Walker Sesay, 20, and Rimmel Williams, 21, were part of a larger group armed with knives who stabbed Che Labastide-Wellington, 17, to death in the street. Mr Labastide-Wellington’s friend Abdul Abdullahi, then aged 16, was repeatedly knifed and needed an emergency blood transfusion to survive.
Sesay was convicted of manslaughter and jailed for 13 years following a trial in December 2016. Williams was similarly convicted of causing grievous bodily harm with intent and locked up for nine years. Both men had previously been convicted for carrying knives.
The Court of Appeal quashed those convictions and last week the pair stood trial again charged with the lesser offence of violent disorder. They were both convicted of the charge, which carries the maximum of five years imprisonment and freed on the basis of time served.
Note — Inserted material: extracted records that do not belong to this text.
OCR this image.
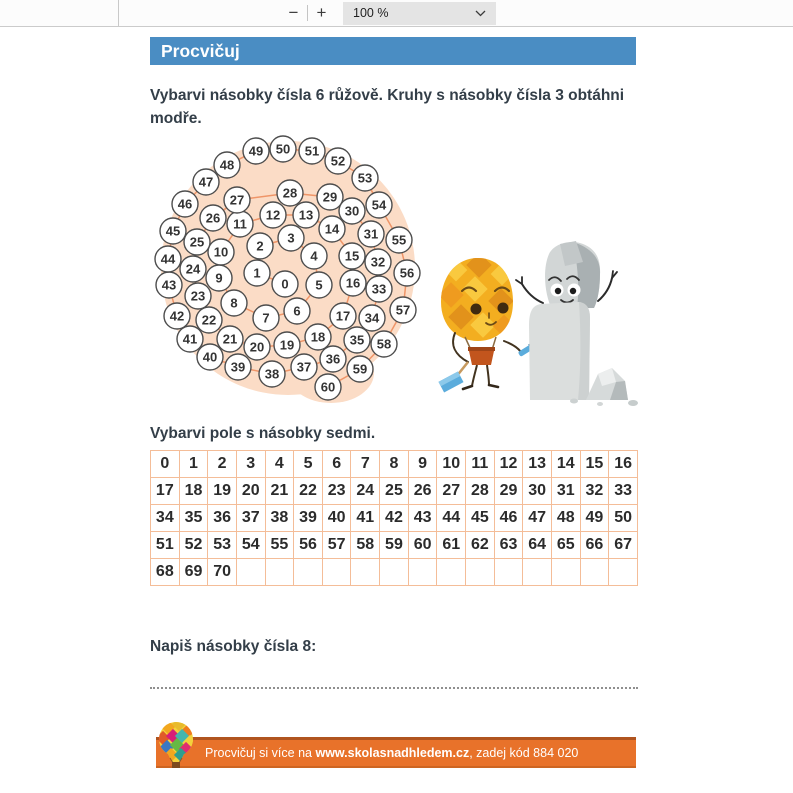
−	+	100 %
Procvičuj
Vybarvi násobky čísla 6 růžově. Kruhy s násobky čísla 3 obtáhni
modře.
0
1
2
3
4
5
6
7
8
9
10
11
12 13
14
15
16
17
18
19
20
21
22
23
24
25
26
27	28 29
30
31
32
33
34
35
36
37
38
39
40
41
42
43
44
45
46
47
48
49 50 51
52
53
54
55
56
57
58
59
60
Vybarvi pole s násobky sedmi.
0	1	2	3	4	5	6	7	8	9	10	11	12	13	14	15	16
17	18	19	20	21	22	23	24	25	26	27	28	29	30	31	32	33
34	35	36	37	38	39	40	41	42	43	44	45	46	47	48	49	50
51	52	53	54	55	56	57	58	59	60	61	62	63	64	65	66	67
68	69	70														
Napiš násobky čísla 8:
Procvičuj si více na www.skolasnadhledem.cz , zadej kód 884 020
The case is the latest to follow changes in the law of joint enterprise which had previously been used to convict defendants in gang-related cases even if they did not strike the fatal blow, but could have foreseen violent acts by their associates. In 2016 Supreme Court judges ruled it was wrong to treat “foresight” as a sufficient test.
Joint enterprise has also come under increasing scrutiny in recent years because of a growing body of academic research that appears to show it is applied disproportionately against black defendants.